See Adapters for the full interface reference, a step-by-step writing guide, and backend pattern guidance.

Streaming

The adapter returns a ReadableStream of typed chunks. The runtime processes text, reasoning, tool, source, file, data, step, and metadata chunks into normalized message parts. streamFlushInterval batches rapid deltas for efficient store updates.

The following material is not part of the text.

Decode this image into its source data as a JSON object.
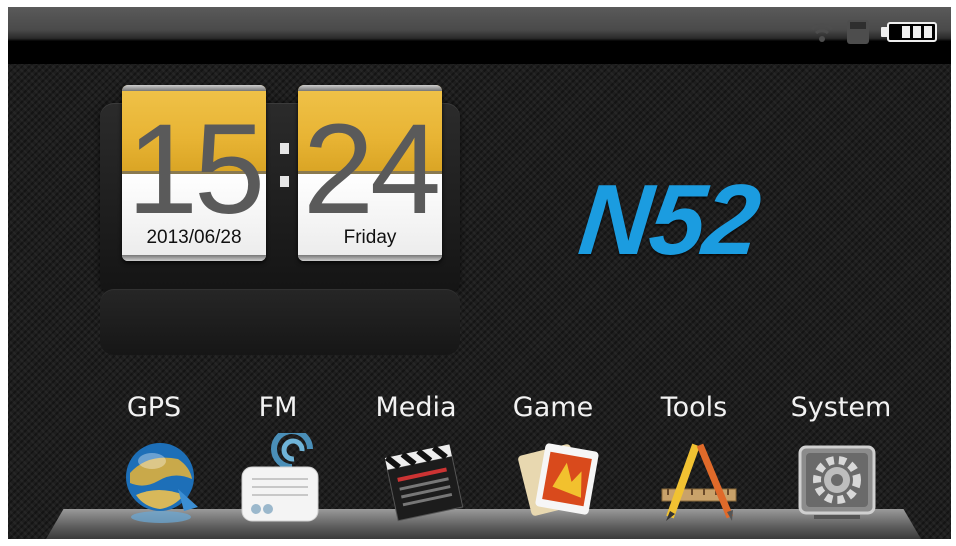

See Streaming for the chunk protocol reference, envelope format, and stream construction patterns.

Realtime

The adapter's subscribe() method enables push-based updates for messages, conversations, typing indicators, presence, and read state. The runtime manages the subscription lifecycle on mount and unmount.

See Realtime for event types, store effects, and consumption patterns.

Type augmentation

Module augmentation lets you add app-specific metadata, typed tool definitions, typed data-* payloads, and custom message parts. Types flow through the entire stack at compile time — no provider props needed.

See Type augmentation for the six registry interfaces, a step-by-step guide, and an end-to-end example.

Core examples

The core examples are organized as demos. Move from the smallest setup to the more specialized runtime patterns:

Scope boundary

  • Stay on core when you want runtime primitives and complete control over UI.
  • Move to Headless when you want structure and composition primitives.